Car nous en sommes là. Soit les citoyens assistent sans rien faire à la « défragmentation de leur monde** » et à son effondrement, laissent une minorité imposer sa loi à une majorité, soit ils s’insurgent, dans la lignée de ce qui a été tracé à l’orée de ce siècle par les altermondialistes, en prenant « ces pistes suivies par les mouvements de désobéissance civique et de résistance civile ».
Peillon, qui ne prône pas une révolution violente précise : « La résistance n’est pas – elle n’a jamais été – principalement contre. La résistance est aujourd’hui, comme elle l’était dans les années les plus sombres de l’occupation, unanimement pour la révolution, la liberté, l’égalité, la fraternité, le bien-vivre (Buen vivir), la dignité humaine et la durabilité du monde, la république, le bien commun et la démocratie, en bref, pour « les jours heureux ». Ceux de l’appel lancé par la résistance, qu’un vice-président du Medef a dit vouloir déconstruire pièce par pièce.
« Créer, c’est résister. Résister, c’est créer », ont écrit les résistants du CNR. Peillon reprend, avant de poursuivre : « En cette époque d’effondrement démocratique et républicain, de « politique au crépuscule », un premier chantier s‘impose à nous : « Réinventer la république… ressusciter une authentique « constitution morale », ce que l’historien Vincent Duclert présente par ailleurs « comme un contre-pouvoir à la politique institutionnelle ou professionnelle ».
Car vous l’aurez compris, c’est à renverser le matérialisme effréné de notre époque que Peillon nous convie, avec tous ceux auprès de qui il se sent en compagnie, et nous avec, les Arendt, Camus, Orwell, Ellul, Habermas, Castoriadis, porteurs de philosophies qui rejettent obstinément l’idéologie libérale qui veut que l’être humain ne se résume qu’à un homo aeconomicus », les Tony Judt, dénonçant dans son dernier livre, en 2015, « Contre le vide moral », « l’esprit commercial de notre temps », les Thoreau rédigeant en 1837 « un texte sur l’esprit commercial des temps modernes… dans lequel il appelait expressément à la résistance contre l’affairisme ambiant ».
Comment définir une résistance positive aujourd’hui, lance Peillon ? Grand reporter à la croix, il s’appuie sur Durkheim qui soutenait qu’il ne peut y avoir de solidarité sociale qui ne se fonde sur une véritable religion de l’Humanité, plus précisément sur un culte voué à la dignité de l’individu ». On pourrait lui chipoter le terme religion, qui n’est pas indispensable. Mais on l’acceptera s’il n’est pas l’occasion de mettre en place une morale de groupe.

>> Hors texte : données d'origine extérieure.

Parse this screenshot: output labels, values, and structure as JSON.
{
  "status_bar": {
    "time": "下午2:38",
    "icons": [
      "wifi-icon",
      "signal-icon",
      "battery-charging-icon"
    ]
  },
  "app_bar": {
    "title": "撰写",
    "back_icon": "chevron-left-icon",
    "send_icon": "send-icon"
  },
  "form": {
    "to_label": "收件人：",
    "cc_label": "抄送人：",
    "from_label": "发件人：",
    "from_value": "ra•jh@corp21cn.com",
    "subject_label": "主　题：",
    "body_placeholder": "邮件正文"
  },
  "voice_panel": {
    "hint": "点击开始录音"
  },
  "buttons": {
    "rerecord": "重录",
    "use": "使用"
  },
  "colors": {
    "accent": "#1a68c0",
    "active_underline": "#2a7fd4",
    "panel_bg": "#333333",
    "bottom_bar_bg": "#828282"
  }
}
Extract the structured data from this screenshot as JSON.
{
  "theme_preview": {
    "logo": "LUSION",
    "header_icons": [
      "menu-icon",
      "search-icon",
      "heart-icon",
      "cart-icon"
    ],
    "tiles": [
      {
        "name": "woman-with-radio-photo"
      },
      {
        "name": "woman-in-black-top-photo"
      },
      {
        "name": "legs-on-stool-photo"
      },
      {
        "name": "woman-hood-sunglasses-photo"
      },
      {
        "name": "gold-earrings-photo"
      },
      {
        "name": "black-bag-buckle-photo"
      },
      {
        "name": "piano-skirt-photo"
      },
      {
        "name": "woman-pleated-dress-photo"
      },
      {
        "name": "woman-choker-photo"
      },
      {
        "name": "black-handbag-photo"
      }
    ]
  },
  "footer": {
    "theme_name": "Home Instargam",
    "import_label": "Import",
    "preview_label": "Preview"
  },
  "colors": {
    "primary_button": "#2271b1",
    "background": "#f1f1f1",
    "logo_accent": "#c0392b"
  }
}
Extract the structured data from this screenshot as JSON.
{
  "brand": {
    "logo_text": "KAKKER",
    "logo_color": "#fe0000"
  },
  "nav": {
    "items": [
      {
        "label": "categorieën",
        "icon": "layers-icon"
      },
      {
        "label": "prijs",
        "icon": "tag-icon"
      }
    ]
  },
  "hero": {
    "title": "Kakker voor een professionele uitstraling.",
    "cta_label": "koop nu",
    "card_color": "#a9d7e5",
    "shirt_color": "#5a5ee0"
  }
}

L’ouvrage de Peillon fait donc réfléchir, mais il n’est pas qu’un ouvrage d’idées. Il est aussi profondément inscrit dans la réalité, nous entrainant à faire le lien entre la question du terrorisme, de son financement, et donc de la détermination ou non des banques et des Etats à coopérer, de l’efficacité de nos polices et de la destruction du renseignement, du big business sécuritaire, de nos relations avec les pays du golf, du rôle des Etats Unis et de leur influence sur notre politique extérieure, d’un Parlement godillot, de l’urgence climatique, de la pauvreté et de l’instabilité sociale, de la haine des causes du premier ministre. En gros tout ce qui nous mène du mensonge à la violence.
Peillon conclut son chapitre dans ces termes à méditer : « Il se pourrait bien que soit venu le temps de la rébellion et de la révolte. Celles ci prendront la forme de la guerre civile annoncée, ou plutôt de la résistance espérée par beaucoup ? A cette question cruciale, il faut répondre par un clair appel à la résistance. « Résistance ! » est plus que jamais à l’ordre du jour.
« Résistance ! » Un livre indispensable pour nous aider « A dire non », pour reprendre le titre d’un livre d’Edwy Plenel, qui, tout comme Antoine Peillon, mais aussi Michel Onfray dans « Le miroir aux alouettes » qui vient de sortir, fait de La Boétie le premier rebelle contre la sujétion, par son invitation à sortir de la servitude volontaire. « Soyez résolus de ne servir plus, et vous voilà libre » écrivait La Boétie, jeune homme de 18 ans.
Qu’attendons nous ?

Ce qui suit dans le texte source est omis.